7/5/16

Mi nombre no es tan importante como lo puede ser mi testimonio. No recibí un milagro directo de Jesús de Nazareth, tampoco fuí parte de los 12 discípulos que lo acompañaban siempre. Por el contrario, estuve en sentado durante horas en el verde prado del monte mientras escuchaba sus enseñanzas, también estuve el día en que multiplicó los panes y los peces.


El día en que lo tomaron preso, y que la noticia llegó como un susurro voz a voz fuí a ver qué había pasado. De lejos lo ví. Ya lo estaban azotando. Luego alguien me contó que Pedro, uno de sus 12, le negó. Seguramente si esa noche me hubieran preguntado por él, también lo habría negado.


Todas las esperanzas se estaban yendo como cuando un río se lleva la arena. Tres días después de su muerte nos dijeron que había resucitado, tal como lo decían las escrituras, y esto indicada que él era el Mesías. La confianza regresó. No confiábamos en un carpintero. Creíamos que él era el Mesías.

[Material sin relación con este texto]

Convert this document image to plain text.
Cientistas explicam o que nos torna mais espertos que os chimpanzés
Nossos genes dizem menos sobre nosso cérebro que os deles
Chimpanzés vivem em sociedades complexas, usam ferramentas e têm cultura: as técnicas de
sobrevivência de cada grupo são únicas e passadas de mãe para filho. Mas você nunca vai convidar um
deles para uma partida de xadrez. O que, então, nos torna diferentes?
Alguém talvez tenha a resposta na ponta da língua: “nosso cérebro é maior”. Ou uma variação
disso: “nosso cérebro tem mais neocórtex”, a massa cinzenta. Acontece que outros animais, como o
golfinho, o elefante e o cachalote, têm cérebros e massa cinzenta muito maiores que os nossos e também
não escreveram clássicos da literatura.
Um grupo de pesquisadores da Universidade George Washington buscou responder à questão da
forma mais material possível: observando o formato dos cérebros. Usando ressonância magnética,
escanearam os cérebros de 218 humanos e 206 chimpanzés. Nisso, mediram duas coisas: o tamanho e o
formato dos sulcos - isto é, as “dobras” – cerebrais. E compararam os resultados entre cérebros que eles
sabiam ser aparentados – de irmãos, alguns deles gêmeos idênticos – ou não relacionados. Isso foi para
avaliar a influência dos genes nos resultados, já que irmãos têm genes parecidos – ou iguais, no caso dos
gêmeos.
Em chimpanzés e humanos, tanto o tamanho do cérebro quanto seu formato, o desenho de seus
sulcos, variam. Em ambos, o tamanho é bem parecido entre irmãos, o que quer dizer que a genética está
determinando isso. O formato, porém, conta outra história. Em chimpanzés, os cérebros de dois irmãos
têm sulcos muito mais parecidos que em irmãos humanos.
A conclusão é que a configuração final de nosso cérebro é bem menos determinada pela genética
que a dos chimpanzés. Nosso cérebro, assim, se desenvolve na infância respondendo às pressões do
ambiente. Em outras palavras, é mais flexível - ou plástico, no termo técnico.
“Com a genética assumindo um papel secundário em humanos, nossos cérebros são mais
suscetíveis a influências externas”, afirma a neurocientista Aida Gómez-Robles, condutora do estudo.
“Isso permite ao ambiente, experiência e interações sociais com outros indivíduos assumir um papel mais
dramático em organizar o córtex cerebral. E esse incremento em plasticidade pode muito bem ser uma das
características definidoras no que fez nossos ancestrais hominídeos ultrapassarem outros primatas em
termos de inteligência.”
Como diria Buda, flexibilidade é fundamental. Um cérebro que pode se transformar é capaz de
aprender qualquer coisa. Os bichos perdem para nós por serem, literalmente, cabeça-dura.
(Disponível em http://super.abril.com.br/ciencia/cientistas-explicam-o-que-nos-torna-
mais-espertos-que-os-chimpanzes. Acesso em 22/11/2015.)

También estuve en el monte, ví como subió al cielo. Y recuerdo muy bien que nos dijo que nos quedáramos en Jerusalén hasta que viniera poder de lo alto. Así lo hicimos. Pasaron 50 días de partida, y su presencia me hacía falta. Sus palabras, sus enseñanzas, su poder. Un vacío se sentía.


Ese día nos reunimos como 120 seguidores de Jesús. Estábamos reunidos tal como él lo dijo. Unos recordaban sus enseñanzas, otros sus milagros, otros cantaban, otros oraban como él les dijo. De repente hubo un sonido muy fuerte, y un viento llenó toda la casa.


Lo sentí de nuevo. Ahí estaba. Su presencia era real. Pero ahora no era como antes cuando lo escuchaba en medio de la multitud. Ahora lo sentía cerca, qué digo cerca, los sentía dentro de mi corazón.


Mi corazón no cabía de la dicha. Comencé a alabarlo, a darle la gloria, comencé a hablar con él. Ahora que lo recuerdo debo decir que no lo hacía en mi propia lengua, sino en una lengua distinta. Las palabras no alcanzan para describir lo que se siente que Dios llene el corazón de un hombre. Ese día fuimos todos llenos del Espíritu Santo.

Su promesa se había cumplido. Tal como lo dijo, ahora estaba entre nosotros. Pero no digo con nosotros, quiero decir dentro de nosotros. Vivir con junto a Jesús es una experiencia que te da mucho que testificar, pero que Jesús viva en tu corazón es una bendición que te asegura salvación.  ¿Habita Jesús en tu corazón?

Si nunca has experimentado el poder de Dios en tu vida, lo puedes hacer. El Espíritu Santo está dado, es para tí. Sentir a Dios en tu vida te transformará.